I remember the infancy of online dating: before Tinder, before apps. I was on Nerve and Jdate fifteen years before Bumble or JCrush had even been conceived. Back when I was 25 and new to the game, a good looking, erudite stranger popping up in my inbox would inevitably give me a little thrill. Fifteen years later, divorced and online again, I’m encountering something surreal – exes are popping up on my screen. These men are ghosts from another time and stage of my life, yet here they are, coming up as ‘Suggested Matches.’
In my twenties and early thirties, many of the guys I dated wrote in their profiles that they wanted marriage and children, but it turned out that a lot of them were simply looking for fun: Most had no immediate aspirations to settle down. I don’t think I was really ready for marriage and kids back then either. But by the time I reached my mid thirties, I was ready for a more conventional life.
On Halloween almost three years ago, I received a message from a tall, dark, handsome stranger on Jdate. Lou* and I had lived less than three miles away from each other for a decade, but our paths had never crossed. We had a whirlwind courtship and married eleven months after our first date. I praised the merits of online dating to anyone who’d listen, and, after our wedding, I even wrote a ‘Success Story’ for Jdate, complete with photos of us grinning in our wedding car.
Not too long after I’d sent off the ‘Success Story,’ Lou abruptly ended our marriage. I knew that he’d been engaged several times before he’d met me, and that he’d called off each of his engagements. That information should have been a big red flag, but because our relationship felt so right, and because he’d actually got married this time, this felt different. In the end, for reasons that only Lou knows, he headed for the divorce court just seven months after we’d wed.

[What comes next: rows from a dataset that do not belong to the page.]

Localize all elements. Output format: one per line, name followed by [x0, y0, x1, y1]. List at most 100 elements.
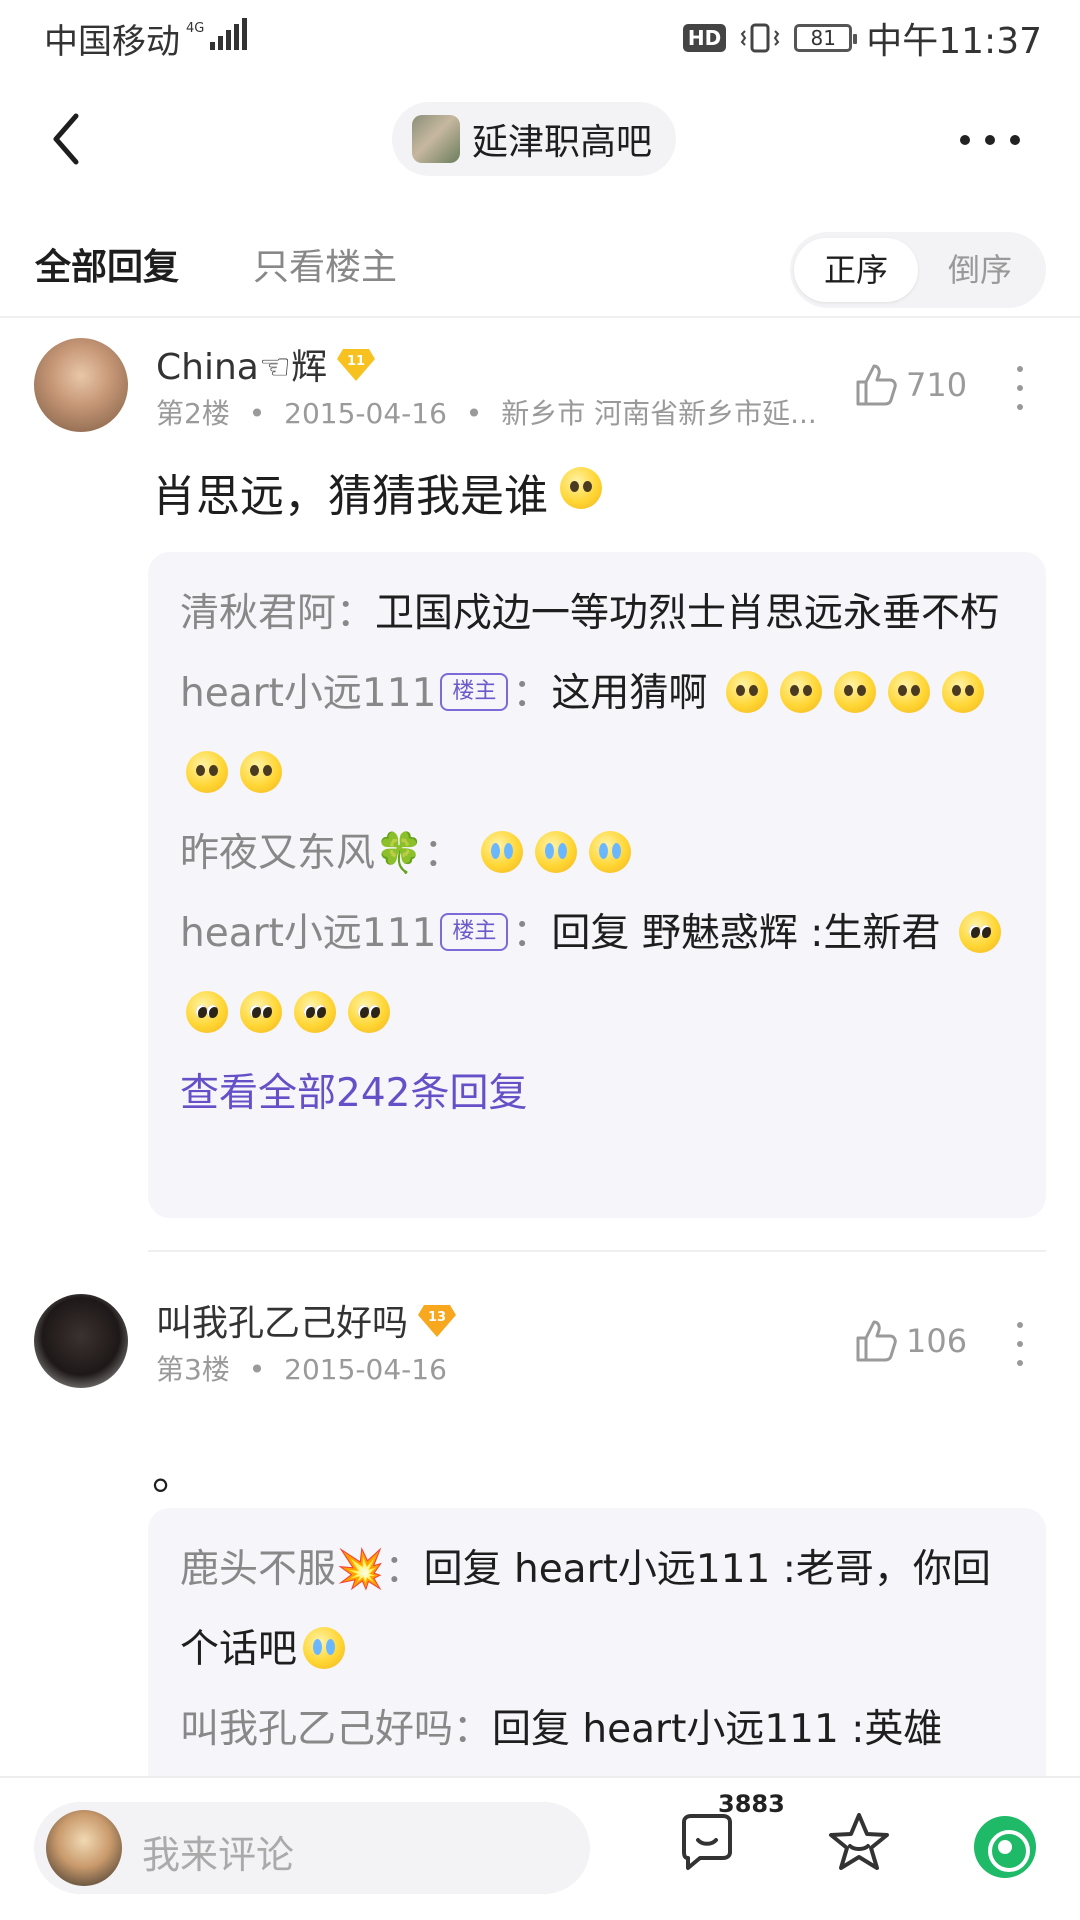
like-button[interactable]: 106	[852, 1318, 967, 1364]
my-avatar	[46, 1810, 122, 1886]
post-meta: 第3楼 • 2015-04-16	[156, 1348, 447, 1388]
emoji-icon	[348, 990, 390, 1033]
status-bar: 中国移动 4G HD 81 中午11:37	[0, 0, 1080, 76]
author-line: China☜辉 11	[156, 338, 376, 390]
reply-item[interactable]: 叫我孔乙己好吗：回复 heart小远111 :英雄	[180, 1690, 1016, 1770]
avatar[interactable]	[34, 338, 128, 432]
emoji-icon	[941, 670, 984, 713]
reply-author[interactable]: heart小远111	[180, 911, 436, 956]
hd-badge: HD	[682, 24, 727, 52]
reply-item[interactable]: 清秋君阿：卫国戍边一等功烈士肖思远永垂不朽	[180, 574, 1016, 654]
vibrate-icon	[740, 23, 780, 53]
forum-pill[interactable]: 延津职高吧	[392, 102, 677, 176]
svg-text:13: 13	[428, 1310, 446, 1325]
post-meta: 第2楼 • 2015-04-16 • 新乡市 河南省新乡市延...	[156, 392, 817, 432]
reply-box[interactable]: 鹿头不服💥：回复 heart小远111 :老哥，你回个话吧 叫我孔乙己好吗：回复…	[148, 1508, 1046, 1808]
signal-icon: 4G	[186, 18, 247, 50]
meta-separator: •	[248, 1353, 266, 1386]
reply-box[interactable]: 清秋君阿：卫国戍边一等功烈士肖思远永垂不朽 heart小远111 楼主 ：这用猜啊 …	[148, 552, 1046, 1218]
emoji-icon	[779, 670, 822, 713]
emoji-icon	[588, 830, 631, 873]
emoji-icon	[294, 990, 336, 1033]
avatar[interactable]	[34, 1294, 128, 1388]
emoji-icon	[887, 670, 930, 713]
emoji-icon	[833, 670, 876, 713]
post-floor-2: China☜辉 11 第2楼 • 2015-04-16 • 新乡市 河南省新乡市…	[0, 320, 1080, 1240]
reply-item[interactable]: heart小远111 楼主 ：这用猜啊	[180, 654, 1016, 814]
level-badge-icon: 11	[337, 349, 376, 381]
emoji-icon	[186, 750, 228, 793]
post-text: 。	[152, 1449, 196, 1500]
reply-author[interactable]: 昨夜又东风🍀	[180, 831, 424, 876]
owner-tag: 楼主	[440, 672, 509, 711]
reply-author[interactable]: heart小远111	[180, 671, 436, 716]
clock: 中午11:37	[866, 21, 1042, 62]
reply-colon: ：	[384, 1547, 424, 1592]
forum-name: 延津职高吧	[472, 122, 653, 163]
more-icon[interactable]	[960, 130, 1020, 150]
reply-item[interactable]: 鹿头不服💥：回复 heart小远111 :老哥，你回个话吧	[180, 1530, 1016, 1690]
bottom-bar: 我来评论 3883	[0, 1776, 1080, 1920]
reply-author[interactable]: 清秋君阿	[180, 591, 336, 636]
emoji-icon	[534, 830, 577, 873]
carrier-label: 中国移动	[44, 22, 180, 62]
reply-colon: ：	[512, 911, 552, 956]
reply-text: 回复 野魅惑辉 :生新君	[551, 911, 941, 956]
like-count: 710	[906, 366, 968, 404]
tab-owner-only[interactable]: 只看楼主	[253, 238, 397, 290]
battery-indicator: 81	[794, 24, 858, 52]
like-icon	[856, 364, 897, 406]
emoji-icon	[480, 830, 523, 873]
floor-number: 第3楼	[156, 1353, 230, 1386]
post-content: 。	[152, 1438, 196, 1502]
owner-tag: 楼主	[440, 912, 509, 951]
reply-author[interactable]: 叫我孔乙己好吗	[180, 1707, 453, 1752]
reply-colon: ：	[512, 671, 552, 716]
like-icon	[856, 1320, 897, 1362]
reply-colon: ：	[336, 591, 376, 636]
post-location: 新乡市 河南省新乡市延...	[501, 397, 817, 430]
reply-item[interactable]: 昨夜又东风🍀：	[180, 814, 1016, 894]
nav-bar: 延津职高吧	[0, 80, 1080, 200]
reply-text: 这用猜啊	[551, 671, 708, 716]
reply-text: 回复 heart小远111 :英雄	[492, 1707, 943, 1752]
emoji-icon	[958, 910, 1001, 953]
level-badge-icon: 13	[418, 1305, 457, 1337]
meta-separator: •	[465, 397, 483, 430]
comment-icon[interactable]	[676, 1812, 738, 1874]
meta-separator: •	[248, 397, 266, 430]
floor-number: 第2楼	[156, 397, 230, 430]
tab-all-replies[interactable]: 全部回复	[35, 238, 179, 290]
comment-count: 3883	[718, 1790, 785, 1818]
emoji-icon	[303, 1626, 346, 1669]
star-icon[interactable]	[826, 1810, 892, 1876]
emoji-icon	[725, 670, 768, 713]
status-right: HD 81 中午11:37	[682, 12, 1042, 64]
post-more-icon[interactable]	[1014, 366, 1026, 410]
reply-text: 卫国戍边一等功烈士肖思远永垂不朽	[375, 591, 1000, 636]
view-all-replies-link[interactable]: 查看全部242条回复	[180, 1054, 1016, 1134]
reply-author[interactable]: 鹿头不服💥	[180, 1547, 385, 1592]
sort-asc-button[interactable]: 正序	[794, 238, 918, 302]
post-more-icon[interactable]	[1014, 1322, 1026, 1366]
svg-text:11: 11	[347, 354, 365, 369]
reply-item[interactable]: heart小远111 楼主 ：回复 野魅惑辉 :生新君	[180, 894, 1016, 1054]
post-date: 2015-04-16	[284, 1353, 447, 1386]
like-button[interactable]: 710	[852, 362, 967, 408]
author-name[interactable]: 叫我孔乙己好吗	[156, 1294, 408, 1346]
reply-colon: ：	[453, 1707, 493, 1752]
tab-bar: 全部回复 只看楼主 正序 倒序	[0, 228, 1080, 318]
post-text: 肖思远，猜猜我是谁	[152, 471, 548, 522]
share-icon[interactable]	[974, 1816, 1036, 1878]
like-count: 106	[906, 1322, 968, 1360]
post-content: 肖思远，猜猜我是谁	[152, 460, 608, 524]
sort-desc-button[interactable]: 倒序	[918, 238, 1042, 302]
emoji-icon	[186, 990, 228, 1033]
comment-input[interactable]: 我来评论	[34, 1802, 590, 1894]
post-divider	[148, 1250, 1046, 1252]
emoji-icon	[240, 990, 282, 1033]
comment-placeholder: 我来评论	[142, 1833, 295, 1877]
back-icon[interactable]	[40, 104, 100, 174]
author-name[interactable]: China☜辉	[156, 338, 327, 390]
reply-colon: ：	[423, 831, 463, 876]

One year after later, I was still grieving. Even so, I was now 40, still wanting to be a wife and a mother, so I decided that I had to start getting back out there. I knew that I couldn’t give up on my dreams because this very sad thing had happened to me. But no part of me wanted to go back online: I’d been there, done that, met the man and got married. However, around the time that our divorce was finalized, I had a scary episode with my health. I felt firsthand the fragility of life then and realized that I had to move towards my next step. With some trepidation, I set up an online profile again.
Three years after my last experience of online dating, I was surprised to see some of the same men popping up on my screen: ghosts from my past, now with a different photo or new words. I’d gone out on a few dates with these men in the past - dates without a spark. They were still scaling mountains, satisfied in front of their sports cars and looking sharp in their suits. A few still had their arms around their Jewish mothers. I wondered briefly what their last three years had been like — had they been married, divorced, too? Or had they spent three years trying to find the right woman, to no avail?
Scrolling through profiles one day, I came across two ex-boyfriends. One ex sent me a message, which was awkward, because I don’t want to restart anything; I’ve moved on. And with every log in, a part of me wondered if I’d come across my ex husband’s profile; thankfully that hasn’t happened. That ‘Success Story’ bar still dazzles on the right of my screen with a joviality that sometimes makes me roll my eyes but sometimes makes me smile as I think of how much we can’t possibly know about the future on our wedding day.
Some of the guys who I’d sent personalized, well-crafted messages to three years ago had never written back to me, and here they were, three years later, showing up as a suggested match. A few guys who’d written to me before I met Lou wrote again, not mentioning that they remembered me from before — maybe they didn’t. One of the first messages I received after I set up my profile read: “You’re a teacher? I’d like to have detention with you. What beautiful eyes.” This cheesy message made me laugh out loud. I’d almost forgotten the comedic aspect of online dating. Thankfully, there are plenty of men who take a less corny, more cerebral approach.
Not too long after I signed up, a few interesting emails began to arrive in my inbox, and I started setting up dates. Pretty soon, I started to get into the spirit of online dating again, to enjoy the unpredictable stream of emails, likes, winks and ‘matches’ that would come my way, to roll with the highs and lows of internet dating again. Sitting in a bar with a stranger on my first date after my divorce, I had a realization: Meeting a stranger for a quick drink is infinitely easier than going through the agony of divorce.
As it happens, it’s not only the ghosts of men popping up on my screen, but also the ghost of the woman I used to be three years ago. Sometimes when I’m scanning the profiles, I see the woman I was then: more naive. I’m smarter now — more alert to potential red flags. The fact that I can still feel a bit of a buzz when a dashing stranger sends me a lovely email reassures me of the life beyond grief — that, to quote Leonard Cohen, there’s always the crack in the darkness; that’s where the light gets in. After all I’ve been through, trying to find love again feels life affirming.